- Flag Coat of arms
- Coordinates (Lipie): 51°0′42″N 18°48′3″E﻿ / ﻿51.01167°N 18.80083°E
- Country: Poland
- Voivodeship: Silesian
- County: Kłobuck
- Seat: Lipie

Area
- • Total: 99.07 km^{2} (38.25 sq mi)

Population (2019-06-30)
- • Total: 6,254
- • Density: 63/km^{2} (160/sq mi)
- Website: http://www.lipie.pl/

= Gmina Lipie =

Gmina Lipie is a rural gmina (administrative district) in Kłobuck County, Silesian Voivodeship, in southern Poland.

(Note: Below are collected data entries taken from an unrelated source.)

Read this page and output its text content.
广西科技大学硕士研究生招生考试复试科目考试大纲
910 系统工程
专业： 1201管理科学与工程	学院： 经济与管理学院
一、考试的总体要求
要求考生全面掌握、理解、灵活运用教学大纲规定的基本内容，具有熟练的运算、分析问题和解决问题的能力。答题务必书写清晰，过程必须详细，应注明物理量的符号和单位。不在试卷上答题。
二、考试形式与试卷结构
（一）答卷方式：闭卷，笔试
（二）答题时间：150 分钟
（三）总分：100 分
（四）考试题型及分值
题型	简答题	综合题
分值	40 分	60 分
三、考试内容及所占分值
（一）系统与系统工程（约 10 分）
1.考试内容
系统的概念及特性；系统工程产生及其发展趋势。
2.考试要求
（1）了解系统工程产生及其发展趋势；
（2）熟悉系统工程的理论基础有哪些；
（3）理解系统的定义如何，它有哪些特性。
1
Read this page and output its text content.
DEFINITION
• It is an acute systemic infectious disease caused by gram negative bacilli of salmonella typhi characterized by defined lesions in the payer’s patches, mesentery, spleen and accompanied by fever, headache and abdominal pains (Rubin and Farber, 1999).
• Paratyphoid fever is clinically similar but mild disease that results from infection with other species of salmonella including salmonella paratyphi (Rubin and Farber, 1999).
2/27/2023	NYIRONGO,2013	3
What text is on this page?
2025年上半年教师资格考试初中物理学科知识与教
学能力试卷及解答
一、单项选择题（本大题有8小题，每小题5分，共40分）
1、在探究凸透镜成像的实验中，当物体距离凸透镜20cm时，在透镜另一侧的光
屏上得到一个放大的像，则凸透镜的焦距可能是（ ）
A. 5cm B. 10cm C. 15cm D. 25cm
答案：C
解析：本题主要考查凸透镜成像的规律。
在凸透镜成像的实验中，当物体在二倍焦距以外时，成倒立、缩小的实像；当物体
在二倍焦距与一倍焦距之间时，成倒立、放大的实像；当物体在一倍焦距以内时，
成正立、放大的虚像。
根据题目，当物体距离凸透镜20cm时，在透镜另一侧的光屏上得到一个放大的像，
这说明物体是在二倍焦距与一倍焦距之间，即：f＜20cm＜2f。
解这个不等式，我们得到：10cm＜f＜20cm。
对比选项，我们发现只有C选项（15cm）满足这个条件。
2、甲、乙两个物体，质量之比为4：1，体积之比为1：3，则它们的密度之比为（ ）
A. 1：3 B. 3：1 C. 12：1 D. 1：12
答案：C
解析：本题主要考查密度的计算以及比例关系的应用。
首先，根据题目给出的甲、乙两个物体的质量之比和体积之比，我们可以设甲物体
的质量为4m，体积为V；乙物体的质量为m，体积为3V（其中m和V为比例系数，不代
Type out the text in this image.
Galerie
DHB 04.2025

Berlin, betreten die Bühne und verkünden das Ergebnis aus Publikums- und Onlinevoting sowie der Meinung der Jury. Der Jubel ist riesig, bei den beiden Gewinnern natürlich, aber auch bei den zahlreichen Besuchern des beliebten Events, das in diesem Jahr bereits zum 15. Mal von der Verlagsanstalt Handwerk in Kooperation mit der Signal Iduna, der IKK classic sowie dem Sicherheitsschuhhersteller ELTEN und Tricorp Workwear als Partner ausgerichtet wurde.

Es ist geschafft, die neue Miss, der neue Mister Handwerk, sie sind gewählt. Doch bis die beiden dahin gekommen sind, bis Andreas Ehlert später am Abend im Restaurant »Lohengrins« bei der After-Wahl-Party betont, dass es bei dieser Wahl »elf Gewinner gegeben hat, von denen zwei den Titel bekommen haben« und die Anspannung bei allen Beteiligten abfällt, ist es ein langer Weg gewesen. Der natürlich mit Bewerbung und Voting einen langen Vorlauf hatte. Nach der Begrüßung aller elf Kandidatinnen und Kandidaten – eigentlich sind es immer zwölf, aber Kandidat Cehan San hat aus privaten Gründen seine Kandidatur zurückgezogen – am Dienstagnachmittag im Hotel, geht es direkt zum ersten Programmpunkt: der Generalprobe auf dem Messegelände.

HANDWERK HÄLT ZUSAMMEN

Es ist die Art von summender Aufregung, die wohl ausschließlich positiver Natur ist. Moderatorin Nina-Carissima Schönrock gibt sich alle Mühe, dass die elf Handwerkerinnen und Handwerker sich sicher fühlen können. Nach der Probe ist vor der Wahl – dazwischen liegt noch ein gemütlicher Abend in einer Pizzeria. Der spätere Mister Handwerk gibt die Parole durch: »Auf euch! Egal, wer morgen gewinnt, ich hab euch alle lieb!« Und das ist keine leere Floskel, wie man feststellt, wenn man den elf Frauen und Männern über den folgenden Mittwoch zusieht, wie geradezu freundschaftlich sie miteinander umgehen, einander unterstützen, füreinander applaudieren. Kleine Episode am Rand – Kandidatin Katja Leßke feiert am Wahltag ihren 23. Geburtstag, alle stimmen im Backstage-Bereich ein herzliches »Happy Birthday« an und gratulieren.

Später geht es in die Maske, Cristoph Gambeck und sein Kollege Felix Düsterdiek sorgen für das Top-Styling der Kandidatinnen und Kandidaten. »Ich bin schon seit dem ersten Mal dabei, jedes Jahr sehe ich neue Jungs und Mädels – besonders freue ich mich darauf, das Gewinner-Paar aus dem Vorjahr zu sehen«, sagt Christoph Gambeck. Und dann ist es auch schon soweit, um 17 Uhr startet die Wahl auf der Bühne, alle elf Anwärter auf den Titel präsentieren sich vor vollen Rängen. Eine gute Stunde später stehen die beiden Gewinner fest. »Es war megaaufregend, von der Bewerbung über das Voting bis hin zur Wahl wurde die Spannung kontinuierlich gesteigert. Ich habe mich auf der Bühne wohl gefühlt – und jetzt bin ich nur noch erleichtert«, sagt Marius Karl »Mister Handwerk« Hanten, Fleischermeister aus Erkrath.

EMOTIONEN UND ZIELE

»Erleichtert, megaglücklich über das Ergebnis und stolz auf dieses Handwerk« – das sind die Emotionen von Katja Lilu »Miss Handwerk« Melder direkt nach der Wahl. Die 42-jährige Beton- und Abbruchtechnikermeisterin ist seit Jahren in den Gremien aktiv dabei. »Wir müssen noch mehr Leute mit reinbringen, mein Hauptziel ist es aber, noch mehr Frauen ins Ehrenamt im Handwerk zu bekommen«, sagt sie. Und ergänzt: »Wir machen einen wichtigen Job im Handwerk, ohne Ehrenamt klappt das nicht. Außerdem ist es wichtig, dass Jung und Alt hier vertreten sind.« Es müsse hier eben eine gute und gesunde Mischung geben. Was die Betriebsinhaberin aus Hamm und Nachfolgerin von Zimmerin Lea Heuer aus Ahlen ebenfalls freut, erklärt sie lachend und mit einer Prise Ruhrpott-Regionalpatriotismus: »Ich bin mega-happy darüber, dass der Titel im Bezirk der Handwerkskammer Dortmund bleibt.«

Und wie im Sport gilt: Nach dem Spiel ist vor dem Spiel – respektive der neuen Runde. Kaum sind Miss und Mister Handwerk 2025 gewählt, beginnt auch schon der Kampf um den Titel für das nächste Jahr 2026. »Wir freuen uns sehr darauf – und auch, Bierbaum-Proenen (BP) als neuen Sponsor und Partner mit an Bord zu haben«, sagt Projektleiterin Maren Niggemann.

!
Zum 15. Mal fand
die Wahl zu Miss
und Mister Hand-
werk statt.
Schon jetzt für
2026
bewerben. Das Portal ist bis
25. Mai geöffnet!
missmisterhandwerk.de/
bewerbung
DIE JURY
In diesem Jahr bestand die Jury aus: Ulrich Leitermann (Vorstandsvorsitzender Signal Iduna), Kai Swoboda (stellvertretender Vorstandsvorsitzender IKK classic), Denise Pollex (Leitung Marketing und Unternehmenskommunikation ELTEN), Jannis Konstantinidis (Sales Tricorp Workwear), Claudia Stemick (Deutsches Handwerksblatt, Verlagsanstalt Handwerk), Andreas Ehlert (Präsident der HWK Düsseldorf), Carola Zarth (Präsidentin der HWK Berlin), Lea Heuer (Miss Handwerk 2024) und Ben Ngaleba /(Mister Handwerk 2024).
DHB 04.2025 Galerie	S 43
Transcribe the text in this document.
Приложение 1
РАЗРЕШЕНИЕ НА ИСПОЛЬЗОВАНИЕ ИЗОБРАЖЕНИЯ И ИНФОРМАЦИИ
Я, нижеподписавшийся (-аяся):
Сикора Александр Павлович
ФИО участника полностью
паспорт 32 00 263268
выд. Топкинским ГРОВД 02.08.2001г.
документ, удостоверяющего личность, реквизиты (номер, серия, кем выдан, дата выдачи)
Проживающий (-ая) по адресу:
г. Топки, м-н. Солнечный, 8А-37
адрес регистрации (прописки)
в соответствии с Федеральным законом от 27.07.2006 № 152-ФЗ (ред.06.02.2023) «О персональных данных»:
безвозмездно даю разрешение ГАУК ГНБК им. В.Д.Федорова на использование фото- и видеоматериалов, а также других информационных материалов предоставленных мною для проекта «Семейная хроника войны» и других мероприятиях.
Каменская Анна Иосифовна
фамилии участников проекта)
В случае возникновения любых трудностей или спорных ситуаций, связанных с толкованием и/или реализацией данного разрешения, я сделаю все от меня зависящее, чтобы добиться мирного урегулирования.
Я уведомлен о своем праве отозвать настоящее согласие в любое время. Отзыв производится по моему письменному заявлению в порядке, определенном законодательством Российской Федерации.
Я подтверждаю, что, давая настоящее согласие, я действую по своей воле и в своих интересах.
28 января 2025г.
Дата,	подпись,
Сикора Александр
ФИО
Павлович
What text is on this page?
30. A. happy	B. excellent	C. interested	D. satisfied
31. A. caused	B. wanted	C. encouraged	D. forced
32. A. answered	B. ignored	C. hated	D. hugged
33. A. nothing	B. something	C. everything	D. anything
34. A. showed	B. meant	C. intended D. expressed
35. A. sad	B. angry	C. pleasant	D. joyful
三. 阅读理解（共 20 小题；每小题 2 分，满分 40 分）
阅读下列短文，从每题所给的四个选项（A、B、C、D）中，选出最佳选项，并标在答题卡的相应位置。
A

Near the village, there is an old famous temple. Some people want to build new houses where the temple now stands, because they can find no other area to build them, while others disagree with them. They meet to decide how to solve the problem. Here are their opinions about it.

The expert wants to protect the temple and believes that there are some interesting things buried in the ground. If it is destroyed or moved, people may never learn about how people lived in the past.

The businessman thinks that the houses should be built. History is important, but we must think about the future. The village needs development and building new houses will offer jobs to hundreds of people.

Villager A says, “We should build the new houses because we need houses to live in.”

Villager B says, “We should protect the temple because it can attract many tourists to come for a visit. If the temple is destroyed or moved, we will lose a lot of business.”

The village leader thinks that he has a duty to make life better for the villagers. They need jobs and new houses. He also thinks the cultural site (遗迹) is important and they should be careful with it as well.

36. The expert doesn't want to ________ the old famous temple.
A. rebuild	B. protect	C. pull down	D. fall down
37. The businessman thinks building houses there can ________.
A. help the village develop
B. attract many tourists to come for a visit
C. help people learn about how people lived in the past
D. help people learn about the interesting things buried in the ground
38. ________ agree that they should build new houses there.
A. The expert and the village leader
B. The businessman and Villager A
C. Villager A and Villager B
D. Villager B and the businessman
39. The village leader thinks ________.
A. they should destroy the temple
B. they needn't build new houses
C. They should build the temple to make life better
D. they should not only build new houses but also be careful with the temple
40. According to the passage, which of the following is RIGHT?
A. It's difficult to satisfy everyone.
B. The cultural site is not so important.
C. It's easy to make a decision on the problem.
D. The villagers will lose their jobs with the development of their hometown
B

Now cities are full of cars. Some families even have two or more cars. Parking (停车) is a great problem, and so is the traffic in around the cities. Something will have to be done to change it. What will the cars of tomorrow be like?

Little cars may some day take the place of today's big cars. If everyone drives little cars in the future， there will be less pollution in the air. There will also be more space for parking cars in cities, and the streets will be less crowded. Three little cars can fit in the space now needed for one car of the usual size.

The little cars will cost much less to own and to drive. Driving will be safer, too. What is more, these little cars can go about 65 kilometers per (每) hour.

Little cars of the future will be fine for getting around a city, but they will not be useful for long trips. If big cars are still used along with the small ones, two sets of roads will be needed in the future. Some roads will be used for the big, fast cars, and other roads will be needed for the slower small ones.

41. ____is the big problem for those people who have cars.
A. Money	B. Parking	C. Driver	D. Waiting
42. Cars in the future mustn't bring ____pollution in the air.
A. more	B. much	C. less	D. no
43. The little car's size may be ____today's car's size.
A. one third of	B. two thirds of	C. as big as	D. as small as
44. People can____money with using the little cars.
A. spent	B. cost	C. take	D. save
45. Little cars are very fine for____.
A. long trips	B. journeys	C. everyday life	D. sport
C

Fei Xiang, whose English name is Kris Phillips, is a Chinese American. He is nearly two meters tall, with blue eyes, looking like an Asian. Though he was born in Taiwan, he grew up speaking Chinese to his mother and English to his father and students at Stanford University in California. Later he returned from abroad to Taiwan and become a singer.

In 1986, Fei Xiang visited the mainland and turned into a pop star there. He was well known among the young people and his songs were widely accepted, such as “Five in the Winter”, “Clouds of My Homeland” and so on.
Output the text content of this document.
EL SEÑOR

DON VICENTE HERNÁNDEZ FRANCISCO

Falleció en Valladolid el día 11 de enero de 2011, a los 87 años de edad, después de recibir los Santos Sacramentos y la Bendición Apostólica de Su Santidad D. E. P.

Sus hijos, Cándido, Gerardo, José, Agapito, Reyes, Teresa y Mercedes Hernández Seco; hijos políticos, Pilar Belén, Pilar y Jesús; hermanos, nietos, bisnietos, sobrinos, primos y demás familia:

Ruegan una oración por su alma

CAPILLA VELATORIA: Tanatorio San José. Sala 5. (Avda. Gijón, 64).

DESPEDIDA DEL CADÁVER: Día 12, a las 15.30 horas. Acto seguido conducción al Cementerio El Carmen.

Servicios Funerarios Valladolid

Its seat is the village of Lipie, which lies approximately 15 km north-west of Kłobuck and 86 km north of the regional capital Katowice.

The gmina covers an area of 99.07 km2, and as of 2019 its total population is 6,254.

==Villages==
Gmina Lipie contains the villages and settlements of Albertów, Brzózki, Chałków, Danków, Giętkowizna, Grabarze, Julianów, Kleśniska, Lindów, Lipie, Napoleon, Natolin, Parzymiechy, Rębielice Szlacheckie, Rozalin, Stanisławów, Szyszków, Troniny, Wapiennik, Zbrojewsko and Zimnowoda.

==Neighbouring gminas==
Gmina Lipie is bordered by the gminas of Działoszyn, Krzepice, Opatów, Pątnów, Popów and Rudniki.